Azimuthal resistivity measurement while drilling has been widely used for tracking bed boundaries during geosteering operations. The information about the direction of and distance to a bed boundary is important in landing a well in right spots (e.g., pay zones). The measurement may also be used for resolving formation resistivity anisotropy properties for reservoir formation evaluation.
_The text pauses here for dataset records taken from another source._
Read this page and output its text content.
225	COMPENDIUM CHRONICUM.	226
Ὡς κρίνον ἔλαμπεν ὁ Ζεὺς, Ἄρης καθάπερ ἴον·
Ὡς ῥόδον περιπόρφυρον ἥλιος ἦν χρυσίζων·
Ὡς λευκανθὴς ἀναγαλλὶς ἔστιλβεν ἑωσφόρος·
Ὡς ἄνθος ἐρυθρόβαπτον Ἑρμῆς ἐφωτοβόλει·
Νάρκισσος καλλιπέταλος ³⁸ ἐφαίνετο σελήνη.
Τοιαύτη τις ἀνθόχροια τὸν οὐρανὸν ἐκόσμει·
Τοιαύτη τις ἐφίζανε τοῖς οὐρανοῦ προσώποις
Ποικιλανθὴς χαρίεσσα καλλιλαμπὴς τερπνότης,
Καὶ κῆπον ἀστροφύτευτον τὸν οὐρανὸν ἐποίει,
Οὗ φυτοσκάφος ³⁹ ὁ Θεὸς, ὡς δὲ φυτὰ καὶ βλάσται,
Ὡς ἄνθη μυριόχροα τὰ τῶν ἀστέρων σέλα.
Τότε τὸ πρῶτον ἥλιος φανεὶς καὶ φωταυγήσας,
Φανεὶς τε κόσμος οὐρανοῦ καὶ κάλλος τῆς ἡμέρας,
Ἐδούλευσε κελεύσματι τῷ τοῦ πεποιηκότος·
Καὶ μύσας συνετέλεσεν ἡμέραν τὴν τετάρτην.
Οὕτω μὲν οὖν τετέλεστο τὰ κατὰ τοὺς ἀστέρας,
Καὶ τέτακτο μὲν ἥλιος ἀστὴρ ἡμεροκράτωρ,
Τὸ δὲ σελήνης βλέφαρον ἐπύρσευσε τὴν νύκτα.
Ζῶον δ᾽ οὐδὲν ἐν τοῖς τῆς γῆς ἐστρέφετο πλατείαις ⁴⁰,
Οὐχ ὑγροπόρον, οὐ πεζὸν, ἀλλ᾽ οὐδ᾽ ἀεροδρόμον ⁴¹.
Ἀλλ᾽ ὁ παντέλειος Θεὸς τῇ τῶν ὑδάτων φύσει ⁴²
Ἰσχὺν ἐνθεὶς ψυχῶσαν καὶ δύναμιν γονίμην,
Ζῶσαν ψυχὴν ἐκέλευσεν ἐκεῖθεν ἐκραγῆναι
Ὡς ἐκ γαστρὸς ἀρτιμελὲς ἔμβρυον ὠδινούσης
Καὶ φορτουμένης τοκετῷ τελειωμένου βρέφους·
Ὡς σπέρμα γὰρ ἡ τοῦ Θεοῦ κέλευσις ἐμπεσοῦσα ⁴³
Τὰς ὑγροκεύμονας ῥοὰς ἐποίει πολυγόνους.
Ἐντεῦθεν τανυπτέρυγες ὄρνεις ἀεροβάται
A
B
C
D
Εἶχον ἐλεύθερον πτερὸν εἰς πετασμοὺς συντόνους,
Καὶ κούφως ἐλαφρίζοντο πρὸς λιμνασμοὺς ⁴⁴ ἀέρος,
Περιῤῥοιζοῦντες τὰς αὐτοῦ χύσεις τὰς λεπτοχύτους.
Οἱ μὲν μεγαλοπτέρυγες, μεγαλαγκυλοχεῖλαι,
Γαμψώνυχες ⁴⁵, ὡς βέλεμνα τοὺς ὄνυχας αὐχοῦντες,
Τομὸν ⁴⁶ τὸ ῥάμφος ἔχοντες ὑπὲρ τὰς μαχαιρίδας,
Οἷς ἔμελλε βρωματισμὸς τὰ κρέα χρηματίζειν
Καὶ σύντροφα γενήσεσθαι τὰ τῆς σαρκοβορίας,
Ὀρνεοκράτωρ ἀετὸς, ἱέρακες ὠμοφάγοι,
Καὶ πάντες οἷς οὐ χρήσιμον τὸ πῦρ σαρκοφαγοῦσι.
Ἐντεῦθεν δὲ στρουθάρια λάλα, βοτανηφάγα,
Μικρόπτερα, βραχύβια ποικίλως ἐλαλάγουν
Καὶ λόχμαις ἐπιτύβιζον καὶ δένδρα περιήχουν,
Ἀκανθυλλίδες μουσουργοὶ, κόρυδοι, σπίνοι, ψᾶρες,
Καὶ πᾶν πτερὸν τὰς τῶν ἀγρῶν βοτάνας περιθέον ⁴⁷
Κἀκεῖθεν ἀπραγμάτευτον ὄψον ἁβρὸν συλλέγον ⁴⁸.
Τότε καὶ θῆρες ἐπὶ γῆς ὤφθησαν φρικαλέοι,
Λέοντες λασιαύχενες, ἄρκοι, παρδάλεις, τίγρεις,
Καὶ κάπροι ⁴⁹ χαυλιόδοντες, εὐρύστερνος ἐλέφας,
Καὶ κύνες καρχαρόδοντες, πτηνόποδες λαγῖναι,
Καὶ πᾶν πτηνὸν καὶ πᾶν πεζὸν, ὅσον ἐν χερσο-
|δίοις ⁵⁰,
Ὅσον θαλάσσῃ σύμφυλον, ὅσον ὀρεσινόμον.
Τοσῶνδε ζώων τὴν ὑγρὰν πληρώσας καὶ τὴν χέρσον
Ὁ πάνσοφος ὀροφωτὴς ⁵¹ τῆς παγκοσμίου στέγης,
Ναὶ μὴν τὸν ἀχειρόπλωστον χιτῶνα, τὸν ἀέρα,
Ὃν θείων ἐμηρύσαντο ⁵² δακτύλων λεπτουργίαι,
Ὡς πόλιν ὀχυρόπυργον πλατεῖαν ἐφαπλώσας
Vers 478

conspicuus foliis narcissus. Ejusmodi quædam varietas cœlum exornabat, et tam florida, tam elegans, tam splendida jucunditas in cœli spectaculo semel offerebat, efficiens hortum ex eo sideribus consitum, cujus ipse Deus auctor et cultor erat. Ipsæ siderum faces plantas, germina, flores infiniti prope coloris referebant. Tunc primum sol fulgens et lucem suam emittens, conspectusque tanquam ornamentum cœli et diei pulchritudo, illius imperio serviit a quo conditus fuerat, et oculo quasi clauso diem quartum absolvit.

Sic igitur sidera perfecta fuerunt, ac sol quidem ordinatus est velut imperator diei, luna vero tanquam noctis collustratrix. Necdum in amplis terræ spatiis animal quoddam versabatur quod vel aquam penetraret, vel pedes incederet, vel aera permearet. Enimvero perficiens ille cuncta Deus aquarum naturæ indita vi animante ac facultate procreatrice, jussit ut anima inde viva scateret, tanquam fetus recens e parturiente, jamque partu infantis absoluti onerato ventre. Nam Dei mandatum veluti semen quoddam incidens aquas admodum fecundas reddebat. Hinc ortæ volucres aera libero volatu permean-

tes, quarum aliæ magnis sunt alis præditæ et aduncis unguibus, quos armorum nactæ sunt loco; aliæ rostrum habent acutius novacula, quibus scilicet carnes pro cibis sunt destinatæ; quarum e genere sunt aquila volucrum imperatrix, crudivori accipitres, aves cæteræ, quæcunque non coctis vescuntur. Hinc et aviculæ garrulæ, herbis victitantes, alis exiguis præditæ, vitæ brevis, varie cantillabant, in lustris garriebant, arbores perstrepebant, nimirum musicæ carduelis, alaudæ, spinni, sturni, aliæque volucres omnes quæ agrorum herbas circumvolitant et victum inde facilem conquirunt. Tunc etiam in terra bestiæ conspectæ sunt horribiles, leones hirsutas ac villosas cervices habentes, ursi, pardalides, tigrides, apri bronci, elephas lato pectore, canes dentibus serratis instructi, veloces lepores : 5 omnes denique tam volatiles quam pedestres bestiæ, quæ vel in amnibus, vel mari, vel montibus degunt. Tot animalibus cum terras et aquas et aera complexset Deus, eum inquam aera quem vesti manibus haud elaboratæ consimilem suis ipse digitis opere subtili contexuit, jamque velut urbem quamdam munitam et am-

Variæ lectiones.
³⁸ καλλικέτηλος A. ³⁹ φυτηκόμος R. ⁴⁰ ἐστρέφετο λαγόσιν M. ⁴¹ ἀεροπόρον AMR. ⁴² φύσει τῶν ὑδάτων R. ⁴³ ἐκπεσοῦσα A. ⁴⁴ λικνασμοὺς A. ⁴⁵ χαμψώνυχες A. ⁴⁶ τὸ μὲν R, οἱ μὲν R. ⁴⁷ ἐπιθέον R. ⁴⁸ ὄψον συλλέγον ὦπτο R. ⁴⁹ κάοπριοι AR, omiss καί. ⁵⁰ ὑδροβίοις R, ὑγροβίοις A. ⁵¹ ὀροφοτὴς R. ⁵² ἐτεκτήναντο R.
One key component in azimuthal resistivity measurement is azimuthal antennas. It is different from a non-azimuthal antenna in that the radiation pattern of the former will change as the tool rotates, whereas that of the latter does not. Two major types of azimuthal antennas have been used in making azimuthal resistivity measurements. The first is a transversal antenna which has its direction of magnetic moment normal to the longitudinal axis of a tool. Examples include those taught by Wang in U.S. Pat. No. 9,268,053. The second is a tilted antenna with its magnetic moment oriented at an angle from the longitudinal axis of a tool. In either way, the azimuthal antenna will be centered on the tool axis. Depending on the type of azimuthal antennas used, the voltage signals acquired may be used in different ways to derive information about bed boundaries for geosteering applications. For instance, with transversal antennas, the voltage signals (in-phase, out-of-phase or both) may be processed directly for bed boundary information. For tilted antennas, however, the voltage signals must first be processed to remove non-azimuthal component. This usually done with the help of tool rotation because the non-azimuthal component usually does not depend on tool face angle and may be removed.
One serious challenge to any azimuthal resistivity measurement is temperature effects. At higher temperatures, antennas and associated electronics will change their characteristics with temperature. The measured signals or derived quantities will then display temperature dependent variations. More than often, the variations may severely distort, or even mask, the information about the surrounding formations. Therefore, any azimuthal resistivity measurement should be compensated for temperature effect. In conventional (propagation) resistivity measurement, this is done by employing a dual-receiver and dual-transmitter antenna configuration. For the method to work, two receiver antennas are placed in between two transmitter antennas. The two receiver antennas are spaced apart in the longitudinal direction by, e.g., a few inches. The same couple of receiver antennas are used to measure signal attenuation and phase difference responses for both transmitter antennas (fired sequentially). Taking average of the attenuations or phase differences will largely remove temperature effects.
Applying the same principle to azimuthal resistivity measurement would similarly require at least two azimuthal receiver antennas to be spaced apart along the tool axis. Because azimuthal receiver antennas usually are employed together with non-azimuthal receiver antennas to form a complete resistivity measurement, spacing apart the azimuthal receiver antennas would either substantially increase the tool length or become practically difficult to implement.
It is possible to co-locate two azimuthal receiver antennas to eliminate the requirement for additional tool length. However, the close proximity of the antennas will inevitably cause signal interference between them, thus reducing the sensitivity of the measured azimuthal signals to adjacent boundaries. For instance, two tilted antennas as shown in FIG. 1 will leave their windings electromagnetically exposed to each other, causing the antennas picking up each other's signal. Thus, there are needs to improve the azimuthal measurements with different directional antennas.